My love for R.E.M. stems from those nights. Not only was the music cool, it made you feel cool to like the music, if that makes sense. As you sung along you could be bouncing around and screaming "Leonard Bernstein!" at the top of your lungs one moment, then soulfully crooning along with "The One I Love" the next while cynically pointing out to anyone who would listen that it really isn't a love song at all. They were the quintessential college band.
And then they grew up, and there were growing pains.
Out of Time was a nice little album, but it was a little too shiny in some places, a little too happy in others.
Automatic for the People also sounded good at first listen, but now it feels like something you'd hear at a Renaissance Pleasure Fair -- mandolins, zithers, and sitars, oh my! From there, it only got worse. The albums weren't necessarily bad, just forgettable.

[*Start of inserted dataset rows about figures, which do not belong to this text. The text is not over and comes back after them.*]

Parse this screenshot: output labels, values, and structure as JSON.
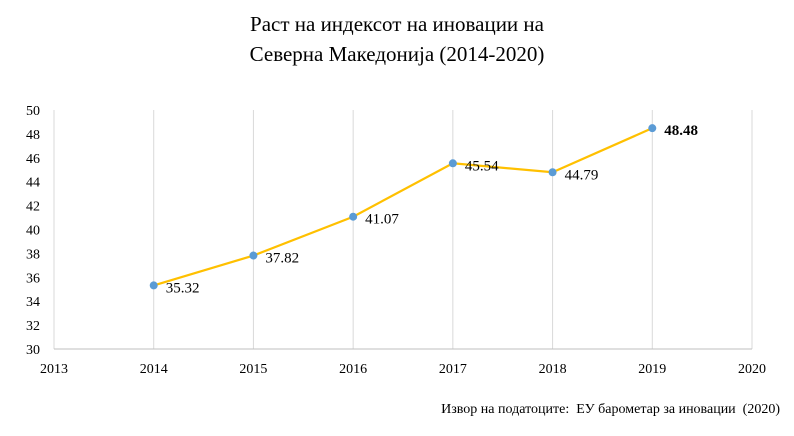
{
  "chart_data": {
    "type": "line",
    "title_lines": [
      "Раст на индексот на иновации на",
      "Северна Македонија  (2014-2020)"
    ],
    "xlabel": "",
    "ylabel": "",
    "x_ticks": [
      "2013",
      "2014",
      "2015",
      "2016",
      "2017",
      "2018",
      "2019",
      "2020"
    ],
    "xlim": [
      2013,
      2020
    ],
    "ylim": [
      30,
      50
    ],
    "y_ticks": [
      30,
      32,
      34,
      36,
      38,
      40,
      42,
      44,
      46,
      48,
      50
    ],
    "grid": "vertical",
    "legend": "none",
    "series": [
      {
        "x": [
          2014,
          2015,
          2016,
          2017,
          2018,
          2019
        ],
        "values": [
          35.32,
          37.82,
          41.07,
          45.54,
          44.79,
          48.48
        ],
        "labels": [
          "35.32",
          "37.82",
          "41.07",
          "45.54",
          "44.79",
          "48.48"
        ],
        "bold_last_label": true,
        "line_color": "#FFC000",
        "marker_color": "#5B9BD5"
      }
    ]
  },
  "source_note": "Извор на податоците:  ЕУ барометар за иновации  (2020)"
}
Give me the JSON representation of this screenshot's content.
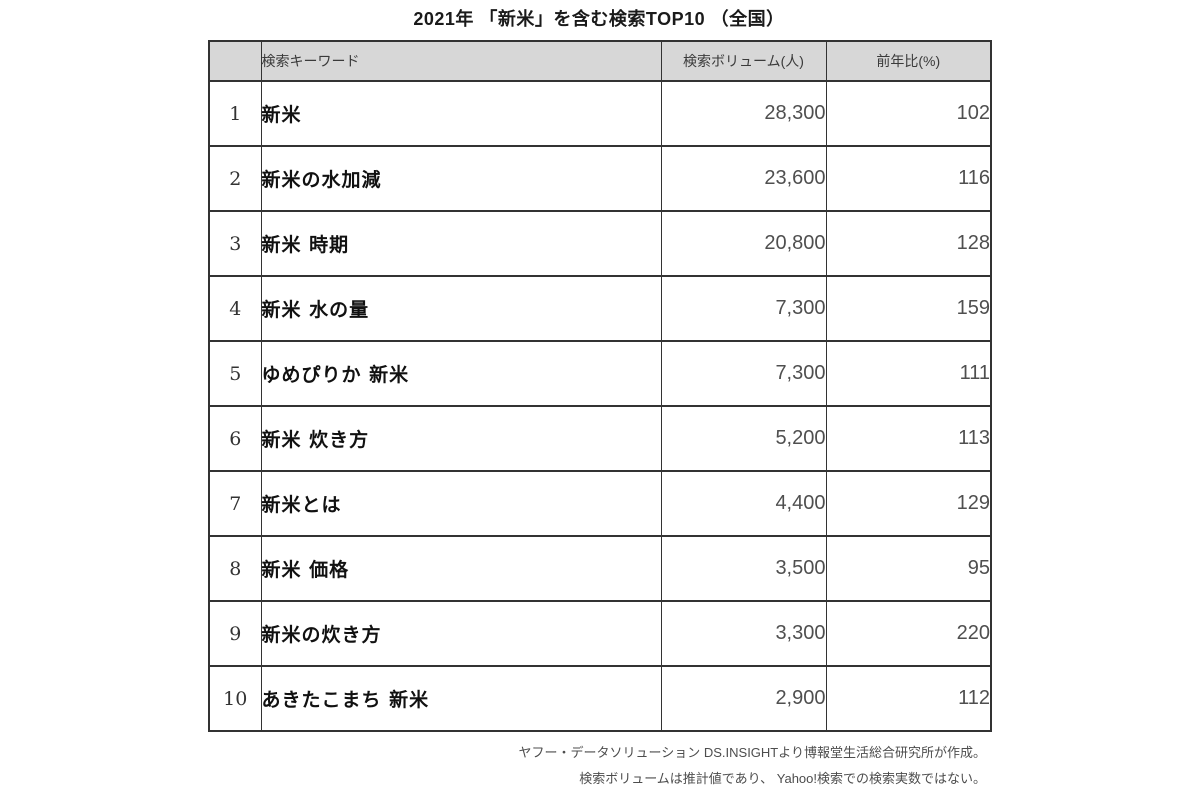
{
  "title": "2021年 「新米」を含む検索TOP10 （全国）",
  "table": {
    "headers": {
      "rank": "",
      "keyword": "検索キーワード",
      "volume": "検索ボリューム(人)",
      "yoy": "前年比(%)"
    },
    "rows": [
      {
        "rank": "1",
        "keyword": "新米",
        "volume": "28,300",
        "yoy": "102"
      },
      {
        "rank": "2",
        "keyword": "新米の水加減",
        "volume": "23,600",
        "yoy": "116"
      },
      {
        "rank": "3",
        "keyword": "新米 時期",
        "volume": "20,800",
        "yoy": "128"
      },
      {
        "rank": "4",
        "keyword": "新米 水の量",
        "volume": "7,300",
        "yoy": "159"
      },
      {
        "rank": "5",
        "keyword": "ゆめぴりか 新米",
        "volume": "7,300",
        "yoy": "111"
      },
      {
        "rank": "6",
        "keyword": "新米 炊き方",
        "volume": "5,200",
        "yoy": "113"
      },
      {
        "rank": "7",
        "keyword": "新米とは",
        "volume": "4,400",
        "yoy": "129"
      },
      {
        "rank": "8",
        "keyword": "新米 価格",
        "volume": "3,500",
        "yoy": "95"
      },
      {
        "rank": "9",
        "keyword": "新米の炊き方",
        "volume": "3,300",
        "yoy": "220"
      },
      {
        "rank": "10",
        "keyword": "あきたこまち 新米",
        "volume": "2,900",
        "yoy": "112"
      }
    ]
  },
  "footer": {
    "line1": "ヤフー・データソリューション DS.INSIGHTより博報堂生活総合研究所が作成。",
    "line2": "検索ボリュームは推計値であり、 Yahoo!検索での検索実数ではない。"
  },
  "colors": {
    "page_bg": "#ffffff",
    "header_bg": "#d7d7d7",
    "border": "#333333",
    "number_text": "#4f4f4f",
    "keyword_text": "#111111"
  },
  "chart_data": {
    "type": "table",
    "title": "2021年 「新米」を含む検索TOP10 （全国）",
    "columns": [
      "",
      "検索キーワード",
      "検索ボリューム(人)",
      "前年比(%)"
    ],
    "rows": [
      [
        1,
        "新米",
        28300,
        102
      ],
      [
        2,
        "新米の水加減",
        23600,
        116
      ],
      [
        3,
        "新米 時期",
        20800,
        128
      ],
      [
        4,
        "新米 水の量",
        7300,
        159
      ],
      [
        5,
        "ゆめぴりか 新米",
        7300,
        111
      ],
      [
        6,
        "新米 炊き方",
        5200,
        113
      ],
      [
        7,
        "新米とは",
        4400,
        129
      ],
      [
        8,
        "新米 価格",
        3500,
        95
      ],
      [
        9,
        "新米の炊き方",
        3300,
        220
      ],
      [
        10,
        "あきたこまち 新米",
        2900,
        112
      ]
    ],
    "source_notes": [
      "ヤフー・データソリューション DS.INSIGHTより博報堂生活総合研究所が作成。",
      "検索ボリュームは推計値であり、 Yahoo!検索での検索実数ではない。"
    ]
  }
}
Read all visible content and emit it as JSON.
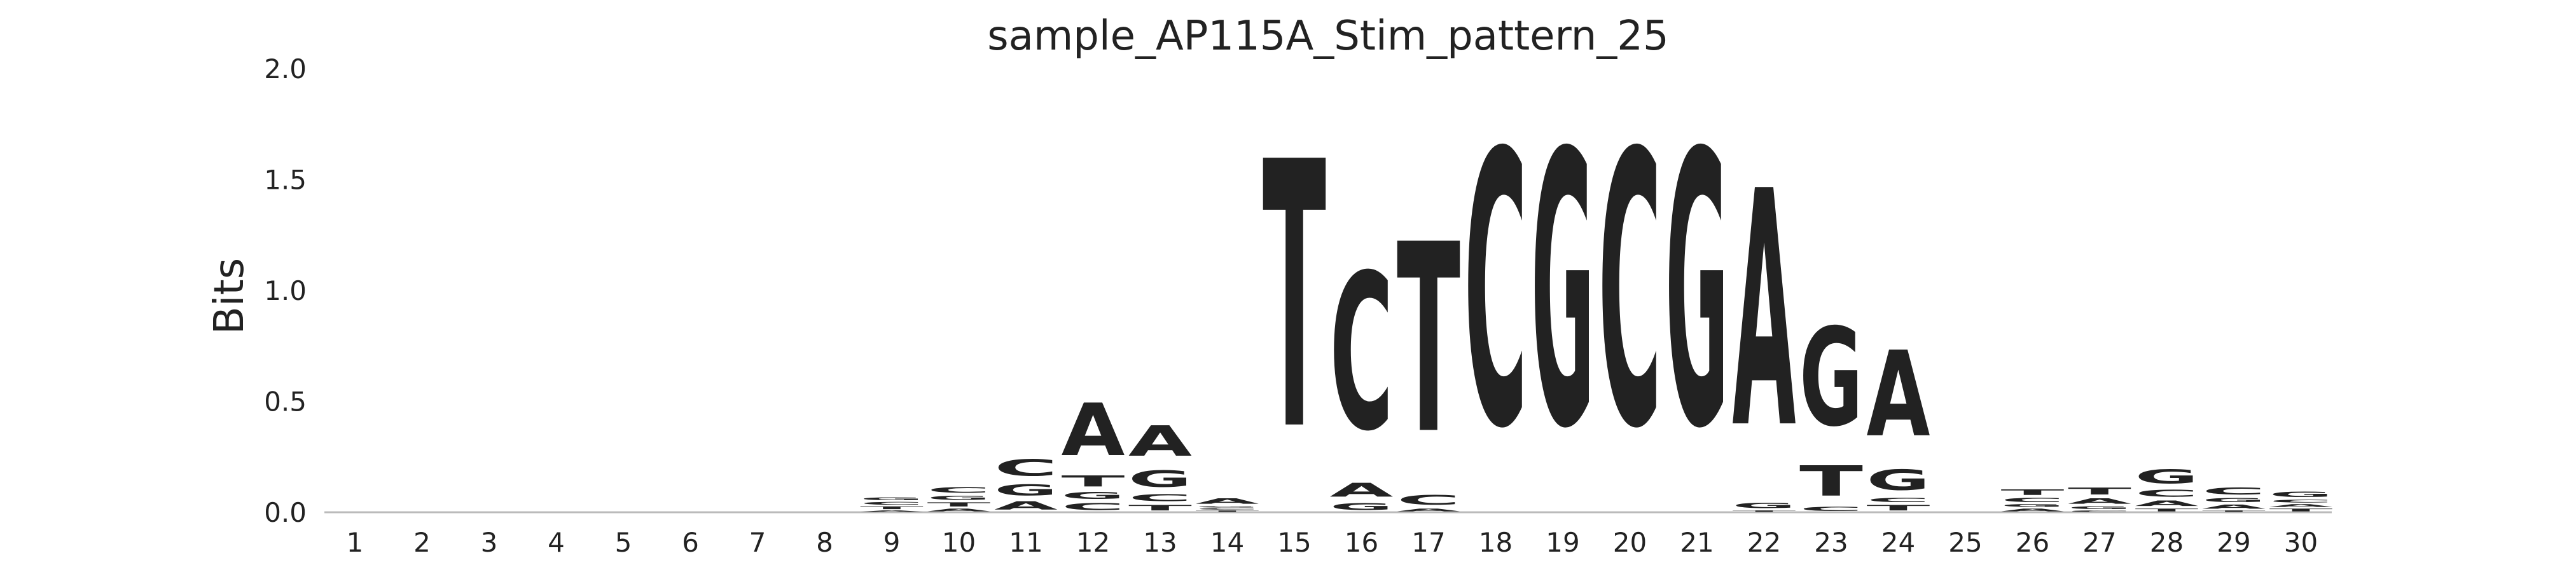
{
  "chart_data": {
    "type": "sequence-logo",
    "title": "sample_AP115A_Stim_pattern_25",
    "xlabel": "",
    "ylabel": "Bits",
    "ylim": [
      0,
      2.0
    ],
    "yticks": [
      "0.0",
      "0.5",
      "1.0",
      "1.5",
      "2.0"
    ],
    "positions": [
      "1",
      "2",
      "3",
      "4",
      "5",
      "6",
      "7",
      "8",
      "9",
      "10",
      "11",
      "12",
      "13",
      "14",
      "15",
      "16",
      "17",
      "18",
      "19",
      "20",
      "21",
      "22",
      "23",
      "24",
      "25",
      "26",
      "27",
      "28",
      "29",
      "30"
    ],
    "colors": {
      "A": "#008000",
      "C": "#0000ff",
      "G": "#ffa500",
      "T": "#ff0000"
    },
    "stacks": [
      [],
      [],
      [],
      [],
      [],
      [],
      [],
      [],
      [
        {
          "base": "A",
          "bits": 0.01
        },
        {
          "base": "T",
          "bits": 0.02
        },
        {
          "base": "C",
          "bits": 0.02
        },
        {
          "base": "G",
          "bits": 0.02
        }
      ],
      [
        {
          "base": "A",
          "bits": 0.02
        },
        {
          "base": "T",
          "bits": 0.03
        },
        {
          "base": "G",
          "bits": 0.03
        },
        {
          "base": "C",
          "bits": 0.04
        }
      ],
      [
        {
          "base": "A",
          "bits": 0.06
        },
        {
          "base": "G",
          "bits": 0.08
        },
        {
          "base": "C",
          "bits": 0.12
        }
      ],
      [
        {
          "base": "C",
          "bits": 0.05
        },
        {
          "base": "G",
          "bits": 0.05
        },
        {
          "base": "T",
          "bits": 0.08
        },
        {
          "base": "A",
          "bits": 0.38
        }
      ],
      [
        {
          "base": "T",
          "bits": 0.04
        },
        {
          "base": "C",
          "bits": 0.05
        },
        {
          "base": "G",
          "bits": 0.12
        },
        {
          "base": "A",
          "bits": 0.22
        }
      ],
      [
        {
          "base": "T",
          "bits": 0.01
        },
        {
          "base": "C",
          "bits": 0.01
        },
        {
          "base": "G",
          "bits": 0.01
        },
        {
          "base": "A",
          "bits": 0.04
        }
      ],
      [
        {
          "base": "T",
          "bits": 1.93
        }
      ],
      [
        {
          "base": "G",
          "bits": 0.05
        },
        {
          "base": "A",
          "bits": 0.1
        },
        {
          "base": "C",
          "bits": 1.13
        }
      ],
      [
        {
          "base": "A",
          "bits": 0.02
        },
        {
          "base": "C",
          "bits": 0.07
        },
        {
          "base": "T",
          "bits": 1.37
        }
      ],
      [
        {
          "base": "C",
          "bits": 1.98
        }
      ],
      [
        {
          "base": "G",
          "bits": 1.98
        }
      ],
      [
        {
          "base": "C",
          "bits": 1.98
        }
      ],
      [
        {
          "base": "G",
          "bits": 1.98
        }
      ],
      [
        {
          "base": "T",
          "bits": 0.01
        },
        {
          "base": "G",
          "bits": 0.04
        },
        {
          "base": "A",
          "bits": 1.71
        }
      ],
      [
        {
          "base": "C",
          "bits": 0.03
        },
        {
          "base": "T",
          "bits": 0.22
        },
        {
          "base": "G",
          "bits": 0.71
        }
      ],
      [
        {
          "base": "T",
          "bits": 0.04
        },
        {
          "base": "C",
          "bits": 0.03
        },
        {
          "base": "G",
          "bits": 0.15
        },
        {
          "base": "A",
          "bits": 0.62
        }
      ],
      [],
      [
        {
          "base": "A",
          "bits": 0.02
        },
        {
          "base": "G",
          "bits": 0.02
        },
        {
          "base": "C",
          "bits": 0.03
        },
        {
          "base": "T",
          "bits": 0.04
        }
      ],
      [
        {
          "base": "C",
          "bits": 0.01
        },
        {
          "base": "G",
          "bits": 0.02
        },
        {
          "base": "A",
          "bits": 0.04
        },
        {
          "base": "T",
          "bits": 0.05
        }
      ],
      [
        {
          "base": "T",
          "bits": 0.02
        },
        {
          "base": "A",
          "bits": 0.04
        },
        {
          "base": "C",
          "bits": 0.05
        },
        {
          "base": "G",
          "bits": 0.1
        }
      ],
      [
        {
          "base": "T",
          "bits": 0.01
        },
        {
          "base": "A",
          "bits": 0.03
        },
        {
          "base": "G",
          "bits": 0.03
        },
        {
          "base": "C",
          "bits": 0.05
        }
      ],
      [
        {
          "base": "T",
          "bits": 0.02
        },
        {
          "base": "A",
          "bits": 0.02
        },
        {
          "base": "C",
          "bits": 0.02
        },
        {
          "base": "G",
          "bits": 0.04
        }
      ]
    ]
  }
}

Don't worry, though. In case you haven't heard, the boys from Athens-Gee-Ay are back, and this time they brought their guitars. Their latest album,
Accelerate
, came out a few months ago, and it's probably their best disc in two decades. It's filled with catchy guitar riffs and some of Stipe's best lyrics in a while. It all begins with an incredibly un-R.E.M.-like guitar that kicks off the opening track, "Living Well Is the Best Revenge," then jumps to "Supernatural Superserious," probably the one true pop song on the album. With lyrical hooks like "you don't have to explain the humiliation of your teenage station" and "you realized your fantasies are all dressed up in travesties," this one's sure to get some radio play.
The standard album closes with the quirky "I'm Gonna DJ," an apocalyptic tune about staging a party at the end of the world. (Equally quirky songs like "Red Head Walking" and the instrumental "Airliner" didn't make the cut, but they're nice B-sides that come with the extended version of the album.)
My favorite cut, though, has to be "Hollow Man." This song tricks you into thinking that you've accidentally slipped
Automatic back into the CD player, but quickly corrects you a few bars in as the power chords drop in and push the cheesy intro lyrics aside. The chorus is transcendent, and seems written to be sung by Michael Stipe and ten thousand of his closest friends: "Believe in me, believe in nothing. Corner me and make me something. I've become the hollow man, have I become the hollow man I see?" Trust me, it sings better than it reads.
Altogether, the album is excellent. I'm not sure it will ever have the nostalgia of stale beer and hangovers like
Document does for me, but I know I'll still be listening to it ten years from now.